Your family doctor can handle many more problems than you think. Give them a try. If they cannot, then maybe it is time to look for a new one. Being a good family doctor, in my obviously biased opinion, is the hardest type of doctor to be. It is the only physician that treats as we say, “Womb to Tomb.” The family doctor is taught how to care for children, adolescents, adults, elderly, and pregnant women. We are the only doctors that rotate through almost every specialty, and we are even heavily trained in mental health (psychiatry).
A family doctor is the original doctor. I want you to think about 50 years before specialists were on every street corner. If you were living on a farm in rural Texas, and you got sick. You would call the doctor who would make a house call. If your wife were to have a baby, you would call the doctor to help deliver the baby. And, if your baby ran a fever, you would call that same doctor to evaluate the child. If your elderly grandmother had a heart attack, you would see that same doctor caring for her in the hospital. This doctor had no other title besides “doctor,” but he was what is now called a Family Doctor. He did not have the title family doctor because he was the ONLY doctor. He was responsible for knowing how to care for any aged human being regardless of gender. The family doctor is not different from that doctor 50 years ago; we just have a different name.
Why did I decide to become a family doctor?
1) The family doctor is the only field where I have the privilege of caring for all age groups.
2) The family doctor is the only field where I get to care for ALL medical problems. In fact, you could have any complaint or problem, and we would be able to see you in our office. I would be able to give you a reasonable diagnosis and start treatment.
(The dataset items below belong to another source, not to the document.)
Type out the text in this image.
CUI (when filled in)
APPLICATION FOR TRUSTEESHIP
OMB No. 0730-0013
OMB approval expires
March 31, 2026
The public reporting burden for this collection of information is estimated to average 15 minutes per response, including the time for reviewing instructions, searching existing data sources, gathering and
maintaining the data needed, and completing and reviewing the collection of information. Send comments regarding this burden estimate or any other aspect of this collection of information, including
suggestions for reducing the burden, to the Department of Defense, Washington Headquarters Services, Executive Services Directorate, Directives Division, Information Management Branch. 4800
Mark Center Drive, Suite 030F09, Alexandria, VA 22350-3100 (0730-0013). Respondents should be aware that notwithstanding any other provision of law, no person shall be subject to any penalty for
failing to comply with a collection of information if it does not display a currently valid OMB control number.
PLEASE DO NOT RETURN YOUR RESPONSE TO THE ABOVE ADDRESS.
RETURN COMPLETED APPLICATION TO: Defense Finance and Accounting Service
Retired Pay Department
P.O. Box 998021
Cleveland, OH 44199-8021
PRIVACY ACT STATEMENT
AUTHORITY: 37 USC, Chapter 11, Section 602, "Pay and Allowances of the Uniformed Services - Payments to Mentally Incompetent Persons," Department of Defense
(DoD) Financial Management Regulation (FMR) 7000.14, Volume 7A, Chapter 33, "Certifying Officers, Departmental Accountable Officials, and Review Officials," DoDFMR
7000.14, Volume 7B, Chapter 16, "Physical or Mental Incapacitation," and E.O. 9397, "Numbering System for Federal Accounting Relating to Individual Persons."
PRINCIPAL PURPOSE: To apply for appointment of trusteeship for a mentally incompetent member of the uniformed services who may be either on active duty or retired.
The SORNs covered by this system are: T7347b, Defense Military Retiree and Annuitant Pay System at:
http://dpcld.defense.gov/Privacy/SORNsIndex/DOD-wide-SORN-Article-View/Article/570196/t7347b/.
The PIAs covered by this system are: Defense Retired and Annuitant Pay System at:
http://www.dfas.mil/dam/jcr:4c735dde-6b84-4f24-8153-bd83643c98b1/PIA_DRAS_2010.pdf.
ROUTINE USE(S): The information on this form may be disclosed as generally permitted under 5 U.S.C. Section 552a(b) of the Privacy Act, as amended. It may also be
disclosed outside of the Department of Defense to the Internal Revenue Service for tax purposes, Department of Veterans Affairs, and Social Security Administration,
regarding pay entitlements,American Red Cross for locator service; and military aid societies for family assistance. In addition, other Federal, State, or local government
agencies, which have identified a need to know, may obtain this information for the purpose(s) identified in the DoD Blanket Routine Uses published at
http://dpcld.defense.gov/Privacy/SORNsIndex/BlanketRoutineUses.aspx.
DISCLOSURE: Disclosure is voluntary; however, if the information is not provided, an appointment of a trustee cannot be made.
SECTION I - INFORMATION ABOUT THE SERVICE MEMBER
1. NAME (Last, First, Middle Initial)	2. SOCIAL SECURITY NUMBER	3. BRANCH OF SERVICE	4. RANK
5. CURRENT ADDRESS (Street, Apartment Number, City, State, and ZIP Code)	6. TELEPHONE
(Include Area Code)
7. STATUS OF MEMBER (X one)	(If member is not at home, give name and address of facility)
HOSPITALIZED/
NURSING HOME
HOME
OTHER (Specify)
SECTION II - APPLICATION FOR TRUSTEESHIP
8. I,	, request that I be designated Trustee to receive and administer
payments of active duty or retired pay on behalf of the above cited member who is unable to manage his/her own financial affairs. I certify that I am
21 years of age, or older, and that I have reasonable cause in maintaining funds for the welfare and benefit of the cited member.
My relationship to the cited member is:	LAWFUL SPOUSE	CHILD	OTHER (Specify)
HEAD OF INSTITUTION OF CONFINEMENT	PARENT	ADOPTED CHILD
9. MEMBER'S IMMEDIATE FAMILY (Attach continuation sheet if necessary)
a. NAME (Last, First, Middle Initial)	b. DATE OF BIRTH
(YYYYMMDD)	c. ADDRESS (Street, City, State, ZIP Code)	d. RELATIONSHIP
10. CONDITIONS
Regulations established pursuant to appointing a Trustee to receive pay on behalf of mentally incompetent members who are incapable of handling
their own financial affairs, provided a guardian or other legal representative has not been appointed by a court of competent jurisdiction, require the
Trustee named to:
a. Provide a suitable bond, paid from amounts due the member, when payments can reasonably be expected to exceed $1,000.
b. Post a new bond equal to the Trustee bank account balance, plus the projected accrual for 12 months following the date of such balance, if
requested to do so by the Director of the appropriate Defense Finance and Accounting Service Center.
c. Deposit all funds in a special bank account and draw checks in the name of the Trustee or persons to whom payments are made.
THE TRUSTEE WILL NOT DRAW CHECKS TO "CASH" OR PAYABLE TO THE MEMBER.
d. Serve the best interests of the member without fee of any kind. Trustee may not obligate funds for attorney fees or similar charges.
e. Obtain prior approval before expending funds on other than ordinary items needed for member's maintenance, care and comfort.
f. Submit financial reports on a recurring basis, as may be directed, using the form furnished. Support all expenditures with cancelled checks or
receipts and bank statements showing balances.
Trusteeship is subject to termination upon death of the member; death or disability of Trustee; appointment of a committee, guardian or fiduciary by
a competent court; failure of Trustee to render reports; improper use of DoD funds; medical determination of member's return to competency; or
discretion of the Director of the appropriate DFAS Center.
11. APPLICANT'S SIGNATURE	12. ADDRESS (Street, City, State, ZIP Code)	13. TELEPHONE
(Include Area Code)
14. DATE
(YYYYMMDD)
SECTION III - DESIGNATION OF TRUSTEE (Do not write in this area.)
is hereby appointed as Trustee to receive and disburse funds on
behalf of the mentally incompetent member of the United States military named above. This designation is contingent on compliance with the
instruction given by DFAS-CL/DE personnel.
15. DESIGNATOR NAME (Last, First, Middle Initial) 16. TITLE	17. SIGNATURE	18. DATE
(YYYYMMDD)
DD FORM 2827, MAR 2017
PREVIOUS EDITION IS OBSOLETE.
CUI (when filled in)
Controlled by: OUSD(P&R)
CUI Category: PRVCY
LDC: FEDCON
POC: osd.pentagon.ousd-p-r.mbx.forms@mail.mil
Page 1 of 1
3) The family doctor gets to establish long-term relationships and care for families that span multiple generations.
4) The family doctor holds an immense amount of responsibility because we are charged with maintaining wellness and preventing illness. We are the first to be blamed for missing that dreadful early sign of disease that should not have been missed. Unfortunately, hindsight is always 20/20.
5) The family doctor is the one who follows you throughout life’s tragedies and triumphs.
6) The family doctor is the one who will be with you as you battle weight gain, fight pneumonia, and wage war against cancer. Your family doctor will be the one to hold your hand, cry with you, and treat you until your very last breath.
Do you have a good family doctor? If not, maybe it is time to find one. I invite you to grow with me, learn with me, and age with me. Life is full of adventure – let’s enjoy the ride!